The Small Rain (by Madeleine L'Engle)

I first came across Madeleine L'Engle when my sons were younger, and I read them her best-known book for children, 'A Wrinkle in Time'. We collected more of her children's books, and in recent years I've started reading and enjoying some of her non-fiction.

However I had not previously read any of her novels for adults. I was pleased to find that we had 'The Small Rain', her first published novel, and have read it in the last few days.

It's about Katherine Forrester, a serious, deep-thinking child (at the beginning of the book) who is determined to be a great pianist like her mother. As the story opens, Katherine is ten years old, appearing in a play with her famous aunt, with whom she lives.

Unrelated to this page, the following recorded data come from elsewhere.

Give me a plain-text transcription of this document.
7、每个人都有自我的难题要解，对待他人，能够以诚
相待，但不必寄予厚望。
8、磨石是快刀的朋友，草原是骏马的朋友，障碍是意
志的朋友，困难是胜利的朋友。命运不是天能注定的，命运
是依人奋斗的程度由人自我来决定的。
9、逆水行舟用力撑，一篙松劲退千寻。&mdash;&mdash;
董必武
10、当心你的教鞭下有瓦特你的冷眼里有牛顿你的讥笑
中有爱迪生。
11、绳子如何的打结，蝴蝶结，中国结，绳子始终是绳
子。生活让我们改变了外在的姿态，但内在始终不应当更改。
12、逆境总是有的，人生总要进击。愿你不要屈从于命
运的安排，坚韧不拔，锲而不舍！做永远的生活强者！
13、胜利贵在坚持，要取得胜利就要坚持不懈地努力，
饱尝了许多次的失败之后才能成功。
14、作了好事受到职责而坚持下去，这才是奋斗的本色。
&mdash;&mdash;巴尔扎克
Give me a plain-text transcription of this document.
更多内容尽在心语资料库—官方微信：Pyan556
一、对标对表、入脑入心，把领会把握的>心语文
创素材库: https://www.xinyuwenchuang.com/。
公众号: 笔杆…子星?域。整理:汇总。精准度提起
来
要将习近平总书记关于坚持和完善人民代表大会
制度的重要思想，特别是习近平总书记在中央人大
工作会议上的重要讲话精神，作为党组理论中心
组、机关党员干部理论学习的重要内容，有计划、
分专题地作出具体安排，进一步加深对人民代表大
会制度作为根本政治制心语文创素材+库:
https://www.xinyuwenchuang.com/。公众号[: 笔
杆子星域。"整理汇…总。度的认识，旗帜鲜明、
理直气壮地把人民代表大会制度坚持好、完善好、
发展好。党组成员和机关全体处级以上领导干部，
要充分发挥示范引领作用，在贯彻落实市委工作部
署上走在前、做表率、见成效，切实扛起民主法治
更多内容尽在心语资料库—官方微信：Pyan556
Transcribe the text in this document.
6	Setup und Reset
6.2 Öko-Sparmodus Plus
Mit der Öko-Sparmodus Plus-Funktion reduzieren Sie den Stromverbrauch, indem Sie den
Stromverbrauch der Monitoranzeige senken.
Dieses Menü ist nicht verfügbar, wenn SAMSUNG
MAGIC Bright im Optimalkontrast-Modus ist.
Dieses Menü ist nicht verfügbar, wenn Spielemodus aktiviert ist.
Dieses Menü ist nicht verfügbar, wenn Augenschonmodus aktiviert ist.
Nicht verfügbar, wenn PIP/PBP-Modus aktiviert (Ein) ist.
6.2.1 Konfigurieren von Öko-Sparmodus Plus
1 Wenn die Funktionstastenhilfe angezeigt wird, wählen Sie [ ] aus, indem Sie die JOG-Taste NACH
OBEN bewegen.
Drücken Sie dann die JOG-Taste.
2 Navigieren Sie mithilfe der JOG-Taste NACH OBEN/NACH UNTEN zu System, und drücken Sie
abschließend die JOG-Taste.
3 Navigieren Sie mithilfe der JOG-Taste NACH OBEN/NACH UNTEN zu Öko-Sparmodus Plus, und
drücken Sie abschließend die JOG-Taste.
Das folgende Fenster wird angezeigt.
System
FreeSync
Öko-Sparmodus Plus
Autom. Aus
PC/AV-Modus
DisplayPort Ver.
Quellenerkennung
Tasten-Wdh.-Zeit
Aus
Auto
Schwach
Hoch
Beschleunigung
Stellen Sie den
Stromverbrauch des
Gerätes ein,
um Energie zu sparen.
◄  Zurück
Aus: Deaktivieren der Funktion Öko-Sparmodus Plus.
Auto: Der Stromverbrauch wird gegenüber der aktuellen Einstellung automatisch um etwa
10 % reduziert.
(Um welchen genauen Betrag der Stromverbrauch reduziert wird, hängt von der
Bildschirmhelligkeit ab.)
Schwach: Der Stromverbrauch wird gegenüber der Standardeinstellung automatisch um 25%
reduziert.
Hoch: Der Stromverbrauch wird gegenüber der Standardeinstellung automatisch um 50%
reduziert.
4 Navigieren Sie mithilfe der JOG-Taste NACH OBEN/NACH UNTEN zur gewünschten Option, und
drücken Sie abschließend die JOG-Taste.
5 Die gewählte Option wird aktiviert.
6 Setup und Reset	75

She is frustrated that people never seem to tell her anything; in particular, the reason why she has not seen her mother for three years. However they are soon to be reunited.

The novel spans the next eight or nine years of Katherine's life, including bereavement, boarding school, and her first romantic affairs. Written in 1945, it was probably quite shocking in its way, since it does not try to gloss over human nature or fallibility. Katherine's parents are separated, and she begins both drinking and smoking in her early teens. She finds herself in some fairly unpleasant, seedy situations as she grows up, too.

Madeleine L'Engle states in the introduction that this novel is not autobiographical, but that some of Katherine's situations are her own; she sees her as a close sister. It was started when she was in college, and no doubt reflects realistic situations that she would have encountered. Despite having been written sixty-five years ago, the book feels quite up-to-date in its emotional impact, despite being obviously dated in some respects.

I felt that it was a bit long-winded in places, with conversation that didn't entirely flow. Some of the characters seemed a little flat, too. But overall I found it very readable, and finished it quickly. I look forward to reading the sequel, 'A Severed Wasp' at some point.